Scale AI to develop testing framework for Pentagon's LLMs
The Pentagon's Chief Digital and Artificial Intelligence Office (CDAO) has teamed up with Scale AI, a San Francisco-based company. Together, they will develop a reliable testing and evaluation (T&E) framework for large language models (LLMs). These LLMs could play a significant role in military planning and decision-making. The one-year contract aims to create a comprehensive T&E system for generative AI inside the Defense Department, ensuring its safe deployment by measuring model performance and providing real-time feedback for warfighters.
Addressing the complexities of generative AI testing
Generative AI, which includes LLMs that can produce text, images, software code, and other media based on human prompts, poses unique challenges for T&E processes. Unlike traditional systems with established safety standards, generative AI lacks universally accepted guidelines. To address these complexities, Scale AI will develop "holdout datasets" with the help of Department of Defense (DOD) insiders who can provide response pairs and review them through multiple layers.

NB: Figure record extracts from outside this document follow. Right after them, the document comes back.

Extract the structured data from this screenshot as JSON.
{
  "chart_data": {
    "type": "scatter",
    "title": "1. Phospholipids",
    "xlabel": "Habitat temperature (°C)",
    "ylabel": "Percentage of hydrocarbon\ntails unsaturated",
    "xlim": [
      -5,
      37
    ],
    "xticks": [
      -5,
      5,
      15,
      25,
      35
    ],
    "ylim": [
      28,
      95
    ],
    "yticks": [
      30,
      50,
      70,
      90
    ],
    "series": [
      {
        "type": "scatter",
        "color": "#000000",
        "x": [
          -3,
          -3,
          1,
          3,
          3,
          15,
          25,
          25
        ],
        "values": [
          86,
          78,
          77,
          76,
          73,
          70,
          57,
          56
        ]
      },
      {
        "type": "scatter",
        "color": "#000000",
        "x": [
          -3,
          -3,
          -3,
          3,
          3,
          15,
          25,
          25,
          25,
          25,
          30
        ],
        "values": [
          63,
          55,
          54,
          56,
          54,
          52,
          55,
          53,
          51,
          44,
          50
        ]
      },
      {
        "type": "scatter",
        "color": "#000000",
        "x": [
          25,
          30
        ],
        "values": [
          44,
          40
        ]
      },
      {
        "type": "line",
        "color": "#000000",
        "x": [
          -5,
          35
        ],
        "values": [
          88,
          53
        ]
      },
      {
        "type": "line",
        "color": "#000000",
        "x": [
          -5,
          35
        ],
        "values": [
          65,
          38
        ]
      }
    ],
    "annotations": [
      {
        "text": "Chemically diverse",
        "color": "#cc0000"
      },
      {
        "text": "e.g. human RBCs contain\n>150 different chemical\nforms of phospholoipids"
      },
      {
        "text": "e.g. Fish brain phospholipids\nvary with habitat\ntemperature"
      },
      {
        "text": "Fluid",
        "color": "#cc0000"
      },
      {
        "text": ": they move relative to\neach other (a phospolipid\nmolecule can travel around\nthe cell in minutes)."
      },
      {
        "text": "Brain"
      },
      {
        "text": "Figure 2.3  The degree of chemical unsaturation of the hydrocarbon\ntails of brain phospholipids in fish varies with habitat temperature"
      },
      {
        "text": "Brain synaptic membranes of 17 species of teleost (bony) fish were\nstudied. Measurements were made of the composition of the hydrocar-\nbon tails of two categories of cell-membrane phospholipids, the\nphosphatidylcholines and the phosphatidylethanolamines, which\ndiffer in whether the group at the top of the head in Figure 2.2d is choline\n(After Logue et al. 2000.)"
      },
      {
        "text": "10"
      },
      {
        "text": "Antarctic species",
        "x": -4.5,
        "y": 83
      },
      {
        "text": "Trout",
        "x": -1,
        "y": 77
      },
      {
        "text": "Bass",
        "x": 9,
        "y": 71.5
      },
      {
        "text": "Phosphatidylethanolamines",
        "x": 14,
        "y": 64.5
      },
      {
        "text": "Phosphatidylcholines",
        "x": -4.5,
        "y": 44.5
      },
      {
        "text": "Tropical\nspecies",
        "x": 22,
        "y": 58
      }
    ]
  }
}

Iterative process to refine datasets and evaluate models
The T&E process for LLMs will be iterative, involving the creation and refinement of datasets relevant to the DOD's needs. Experts will then evaluate existing LLMs against these datasets. As holdout datasets are established, evaluations can be conducted to develop model cards—short documents detailing the best use context and performance measurement information for various machine learning models. This approach will help establish a baseline understanding of model performance, strengths, and limitations.
Automating model evaluation and feedback
The development process aims to automate as much as possible, allowing for quick assessments of new models as they emerge. The goal is for models to provide signals to CDAO officials when they deviate from the domains they have been tested against. Scale AI's statement explains that this work will allow the DOD to mature its T&E policies for generative AI by "measuring and assessing quantitative data" through benchmarking and gathering qualitative feedback from users.

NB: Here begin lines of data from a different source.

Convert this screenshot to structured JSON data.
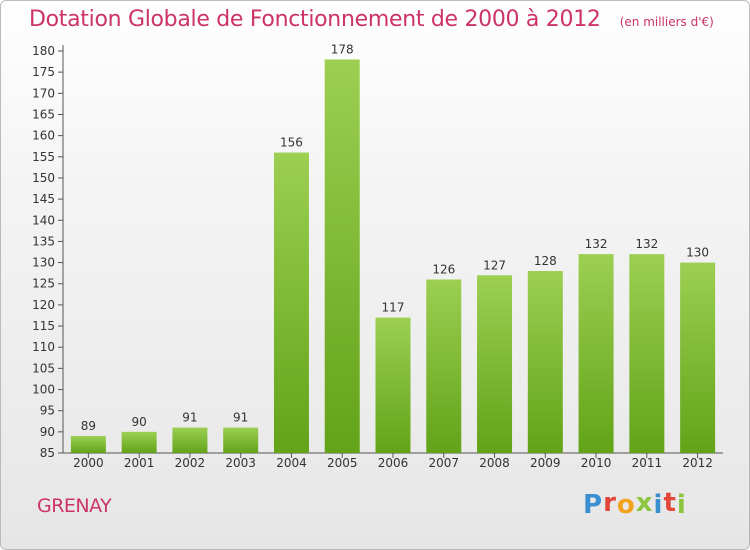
{
  "header": {
    "title": "Dotation Globale de Fonctionnement de 2000 à 2012",
    "subtitle": "(en milliers d'€)"
  },
  "footer": {
    "place": "GRENAY",
    "brand_letters": [
      {
        "char": "P",
        "color": "#3a8fd0"
      },
      {
        "char": "r",
        "color": "#e2473a"
      },
      {
        "char": "o",
        "color": "#f1a31c"
      },
      {
        "char": "x",
        "color": "#8cc63f"
      },
      {
        "char": "i",
        "color": "#3a8fd0"
      },
      {
        "char": "t",
        "color": "#e2473a"
      },
      {
        "char": "i",
        "color": "#8cc63f"
      }
    ]
  },
  "colors": {
    "bar_light": "#9ccf52",
    "bar_dark": "#62a318",
    "axis": "#555555",
    "title": "#cc3366"
  },
  "chart_data": {
    "type": "bar",
    "title": "Dotation Globale de Fonctionnement de 2000 à 2012",
    "subtitle": "(en milliers d'€)",
    "categories": [
      "2000",
      "2001",
      "2002",
      "2003",
      "2004",
      "2005",
      "2006",
      "2007",
      "2008",
      "2009",
      "2010",
      "2011",
      "2012"
    ],
    "values": [
      89,
      90,
      91,
      91,
      156,
      178,
      117,
      126,
      127,
      128,
      132,
      132,
      130
    ],
    "ylim": [
      85,
      180
    ],
    "yticks": [
      85,
      90,
      95,
      100,
      105,
      110,
      115,
      120,
      125,
      130,
      135,
      140,
      145,
      150,
      155,
      160,
      165,
      170,
      175,
      180
    ],
    "grid": false,
    "legend": "none",
    "data_labels": true
  }
}
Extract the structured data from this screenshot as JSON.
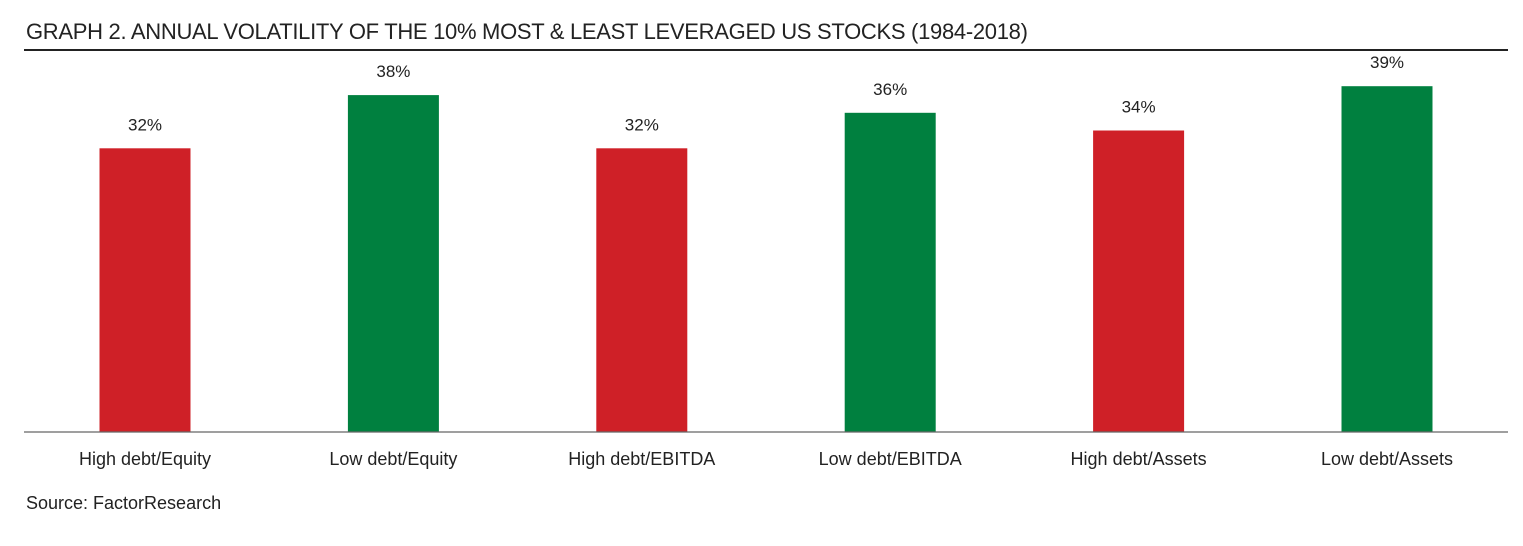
{
  "title": "GRAPH 2.  ANNUAL VOLATILITY OF THE 10% MOST & LEAST LEVERAGED US STOCKS (1984-2018)",
  "source": "Source: FactorResearch",
  "colors": {
    "high": "#cf2027",
    "low": "#00803f",
    "axis": "#666666",
    "text": "#222222"
  },
  "chart_data": {
    "type": "bar",
    "title": "GRAPH 2.  ANNUAL VOLATILITY OF THE 10% MOST & LEAST LEVERAGED US STOCKS (1984-2018)",
    "xlabel": "",
    "ylabel": "",
    "ylim": [
      0,
      40.6
    ],
    "grid": false,
    "categories": [
      "High debt/Equity",
      "Low debt/Equity",
      "High debt/EBITDA",
      "Low debt/EBITDA",
      "High debt/Assets",
      "Low debt/Assets"
    ],
    "values": [
      32,
      38,
      32,
      36,
      34,
      39
    ],
    "data_labels": [
      "32%",
      "38%",
      "32%",
      "36%",
      "34%",
      "39%"
    ],
    "groups": [
      "high",
      "low",
      "high",
      "low",
      "high",
      "low"
    ]
  }
}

Collaboration with industry leaders
Scale AI has previously partnered with Microsoft, Meta, OpenAI, the US Army, the Defense Innovation Unit, General Motors, and NVIDIA. Alexandr Wang, Scale AI's CEO, said in a statement, "Testing and evaluating generative AI will help the DoD understand the strengths and limitations of the technology, so it can be deployed responsibly." This partnership aims to increase the resilience and robustness of AI systems in classified environments. This will ensure LLM technology adoption "in secure settings."